アトレティコ・デ・マドリーは、崖っぷちに立たされたときに真価を発揮する。今季チャンピオンズリーグ(CL)のグループステージで、そのことが再び証明された。

最終節ポルト戦は、まさに逆境中の逆境だった。前節ミランとの一戦に敗れてグループ最下位となり、直前のマジョルカ戦では終了間際に久保建英の逆転ゴールを決められて気持ちもどん底。かてて加えて、起用できる本職センターバックの選手はたった一人で、試合が始まってみれば13分にルイス・スアレスが負傷。ポルトは言葉通り満身創痍だったアトレティコから、ひたすらにゴールを求め続けた。
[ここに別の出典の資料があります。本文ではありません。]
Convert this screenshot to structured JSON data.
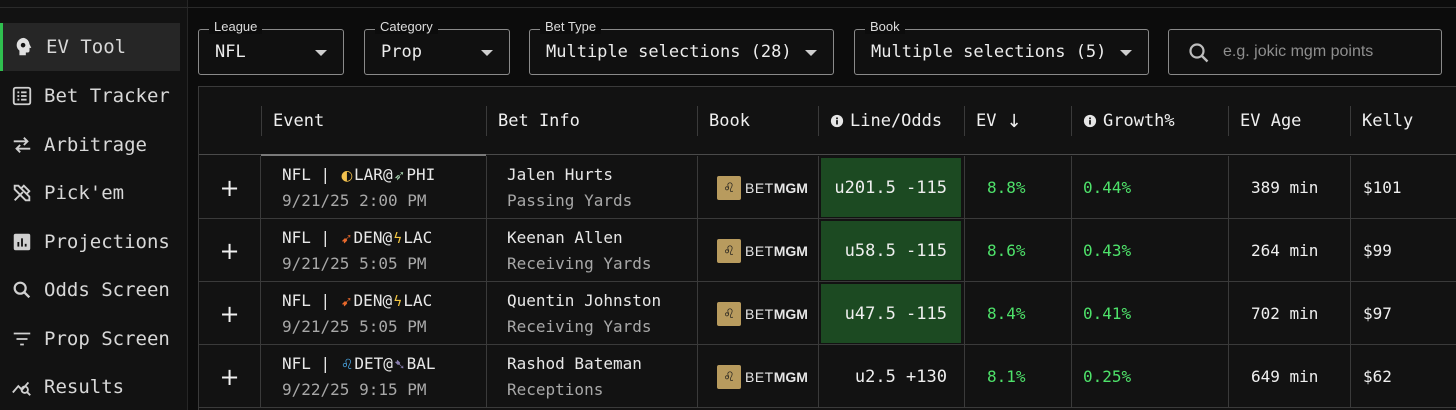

だがしかし、である。56分にアントワーヌ・グリーズマンのゴールが決まり、ディエゴ・シメオネはエスタディオ・ド・ドラゴンまでやって来た2500人のサポーターに投げキッスを送った。そしてアディショナルタイムにはアンヘル・コレア、ロドリゴ・デ・ポールも追加点を決めて、シメオネ、選手たち、すべてのサポーターが極限のエクスタシーを感じることになった。彼らは、またもやってのけたのである。だからこそアトレティコを、シメオネのアトレティコを愛することは止められない。信じることを決して止めてはならないのだ。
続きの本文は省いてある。